I hope that the noble Baroness will appreciate the reasons we have given for the existence of the threshold, and those assurances, and withdraw her amendment.
My Lords, I rise very briefly to thank the Minister for her response. I appreciate the comments made by the noble Baroness, Lady Thornhill. In the future, we will look to work with colleagues across the House to see where we are on this. In the meantime, I beg leave to withdraw my amendment.
My Lords, at this late stage of the evening, I will be brief in speaking to Amendment 65 in the name of my noble friend Lady Taylor of Stevenage. The amendment would require the Government to publish their response to their consultation on a cap on ground rents and set out its implementation within a month of the Bill passing. It is a pleasure to follow the noble Baroness, Lady Pinnock. She described ground rent as something for nothing and something that you would not get away with in Yorkshire. Let me assure her that the noble Lord opposite can confirm that you would not get away with it in Lancashire either.
In the past five or six days we have seen a lot of press in relation to the new £250 yearly ground rent cap for 20 years. However, we still have not had confirmation here at this stage of the Bill from the Government. I want to press the Minister on the comments of the Secretary of State, who said in November that the
“consultation was launched to help protect those leaseholders who can be faced with ground rent clauses in their leases, which result in spiralling payments with no benefit in return”.

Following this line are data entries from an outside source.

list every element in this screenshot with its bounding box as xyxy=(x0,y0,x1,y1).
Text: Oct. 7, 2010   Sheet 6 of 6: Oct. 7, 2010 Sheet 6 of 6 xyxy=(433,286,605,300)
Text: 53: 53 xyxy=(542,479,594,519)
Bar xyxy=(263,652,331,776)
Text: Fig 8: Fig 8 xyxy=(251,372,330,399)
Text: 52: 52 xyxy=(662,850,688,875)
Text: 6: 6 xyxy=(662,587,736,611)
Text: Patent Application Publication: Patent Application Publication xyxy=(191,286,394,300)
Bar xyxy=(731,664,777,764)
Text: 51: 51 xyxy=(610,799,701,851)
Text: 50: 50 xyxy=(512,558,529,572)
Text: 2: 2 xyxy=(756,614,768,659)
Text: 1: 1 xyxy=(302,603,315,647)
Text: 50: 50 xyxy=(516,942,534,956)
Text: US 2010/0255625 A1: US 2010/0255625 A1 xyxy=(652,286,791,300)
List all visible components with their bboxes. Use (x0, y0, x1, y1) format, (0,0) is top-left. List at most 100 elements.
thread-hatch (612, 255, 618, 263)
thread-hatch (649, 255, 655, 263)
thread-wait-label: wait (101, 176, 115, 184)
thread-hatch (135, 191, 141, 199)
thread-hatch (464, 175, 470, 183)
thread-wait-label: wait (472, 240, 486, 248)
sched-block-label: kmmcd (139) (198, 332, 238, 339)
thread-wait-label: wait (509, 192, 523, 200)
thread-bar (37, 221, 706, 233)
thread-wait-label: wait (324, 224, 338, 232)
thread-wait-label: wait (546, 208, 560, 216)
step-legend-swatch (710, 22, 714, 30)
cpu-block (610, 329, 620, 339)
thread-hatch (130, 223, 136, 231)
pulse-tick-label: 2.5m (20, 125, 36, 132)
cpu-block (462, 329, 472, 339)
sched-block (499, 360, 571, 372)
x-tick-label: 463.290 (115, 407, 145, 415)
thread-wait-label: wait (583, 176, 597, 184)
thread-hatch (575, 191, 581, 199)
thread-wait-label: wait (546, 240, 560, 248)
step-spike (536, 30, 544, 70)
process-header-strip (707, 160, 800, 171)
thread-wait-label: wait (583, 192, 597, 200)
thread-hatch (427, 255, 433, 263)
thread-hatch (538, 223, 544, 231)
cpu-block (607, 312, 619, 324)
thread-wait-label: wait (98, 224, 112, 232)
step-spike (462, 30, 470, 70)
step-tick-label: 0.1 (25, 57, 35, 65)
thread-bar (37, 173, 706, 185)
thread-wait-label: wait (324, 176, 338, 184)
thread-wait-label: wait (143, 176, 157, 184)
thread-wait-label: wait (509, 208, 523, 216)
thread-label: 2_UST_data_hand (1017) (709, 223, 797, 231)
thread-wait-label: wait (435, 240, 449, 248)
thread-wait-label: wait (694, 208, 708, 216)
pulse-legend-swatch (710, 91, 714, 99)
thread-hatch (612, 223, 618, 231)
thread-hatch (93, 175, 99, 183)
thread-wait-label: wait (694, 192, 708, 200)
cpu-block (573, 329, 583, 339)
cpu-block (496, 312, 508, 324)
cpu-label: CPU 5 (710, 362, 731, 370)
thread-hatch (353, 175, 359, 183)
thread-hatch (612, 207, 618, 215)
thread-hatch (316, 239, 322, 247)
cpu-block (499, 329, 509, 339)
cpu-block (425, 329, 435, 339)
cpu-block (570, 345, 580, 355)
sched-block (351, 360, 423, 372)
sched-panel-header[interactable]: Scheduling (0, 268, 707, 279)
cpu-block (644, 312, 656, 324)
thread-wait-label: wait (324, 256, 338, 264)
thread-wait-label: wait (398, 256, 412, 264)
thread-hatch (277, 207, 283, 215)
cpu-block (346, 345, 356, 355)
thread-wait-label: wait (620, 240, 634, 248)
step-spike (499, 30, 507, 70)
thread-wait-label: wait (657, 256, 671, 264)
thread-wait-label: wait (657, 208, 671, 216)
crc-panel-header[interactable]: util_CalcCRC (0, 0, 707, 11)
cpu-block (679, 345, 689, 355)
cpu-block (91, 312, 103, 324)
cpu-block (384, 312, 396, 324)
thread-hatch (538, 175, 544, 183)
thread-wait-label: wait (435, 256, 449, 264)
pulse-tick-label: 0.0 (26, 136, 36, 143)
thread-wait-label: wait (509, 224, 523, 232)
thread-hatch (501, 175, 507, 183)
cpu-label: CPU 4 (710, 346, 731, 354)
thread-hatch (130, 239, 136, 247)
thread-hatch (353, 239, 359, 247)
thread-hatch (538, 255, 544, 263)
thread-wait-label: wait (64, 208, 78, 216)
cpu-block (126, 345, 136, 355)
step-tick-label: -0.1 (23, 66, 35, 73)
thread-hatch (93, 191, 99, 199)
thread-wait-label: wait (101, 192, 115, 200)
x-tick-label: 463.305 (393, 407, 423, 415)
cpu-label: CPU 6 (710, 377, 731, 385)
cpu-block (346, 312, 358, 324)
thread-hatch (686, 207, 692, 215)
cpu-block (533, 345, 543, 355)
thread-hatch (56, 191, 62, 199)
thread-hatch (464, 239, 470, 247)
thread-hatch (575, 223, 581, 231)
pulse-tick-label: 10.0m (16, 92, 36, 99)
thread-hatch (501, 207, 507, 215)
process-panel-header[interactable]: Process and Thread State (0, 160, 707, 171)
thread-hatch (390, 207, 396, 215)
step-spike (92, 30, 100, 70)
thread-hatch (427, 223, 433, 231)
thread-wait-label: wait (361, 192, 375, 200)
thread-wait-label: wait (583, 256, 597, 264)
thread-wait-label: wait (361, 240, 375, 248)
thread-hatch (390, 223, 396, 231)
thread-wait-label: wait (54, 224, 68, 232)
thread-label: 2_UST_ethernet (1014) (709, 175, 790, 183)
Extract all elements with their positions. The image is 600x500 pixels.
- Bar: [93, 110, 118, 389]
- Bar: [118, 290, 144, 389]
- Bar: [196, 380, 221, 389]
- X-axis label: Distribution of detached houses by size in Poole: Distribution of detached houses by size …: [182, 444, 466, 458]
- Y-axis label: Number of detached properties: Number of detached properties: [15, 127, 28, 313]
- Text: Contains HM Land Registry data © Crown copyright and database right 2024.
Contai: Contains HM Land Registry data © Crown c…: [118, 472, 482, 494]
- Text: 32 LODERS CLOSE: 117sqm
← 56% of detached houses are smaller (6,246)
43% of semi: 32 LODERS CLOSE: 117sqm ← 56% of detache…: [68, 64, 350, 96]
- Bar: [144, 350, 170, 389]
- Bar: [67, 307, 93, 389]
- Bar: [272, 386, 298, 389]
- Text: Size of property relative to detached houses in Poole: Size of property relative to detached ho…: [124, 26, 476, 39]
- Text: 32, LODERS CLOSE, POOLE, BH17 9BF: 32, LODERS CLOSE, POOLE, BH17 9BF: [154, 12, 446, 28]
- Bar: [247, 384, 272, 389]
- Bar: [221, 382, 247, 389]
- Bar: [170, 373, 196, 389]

How are those press announcements happening, when we have not had a consultation analysis and we have not had feedback on the findings of the consultation? We find out in the media what the Government are thinking, and that is not right; we challenge that operation and procedure as a way of working, whereby we find in the media numerous reports about the Government’s intentions.
I think there was a question there, and my response is that we went out, quite rightly, to consult, and the consultation did not finish until towards the end of January. This is a complex issue. If we do it badly or wrong then we will make mistakes and these people will potentially be in a more difficult situation. From the end of January to April is not a long time. We are doing it as fast as we can, and we will come back to the House with further details.
I understand the response the Minister has given, but she has to understand that this consultation has its own process and in due course we will look at the analysis. I do not know whether I am accidentally calling for another meeting here, but how did we end up with reports in the newspapers? That causes more uncertainty and instability for people in their homes who are getting their information from the media. Surely there needs to be a statement or some clarification through the next stages of the Bill, so that, very early on, we can look at getting a clear, certain message out to the millions of leaseholders who have been adversely affected by the ground rent situation.
The Government have no control over what goes into the media, and it is something that the Government have to accept.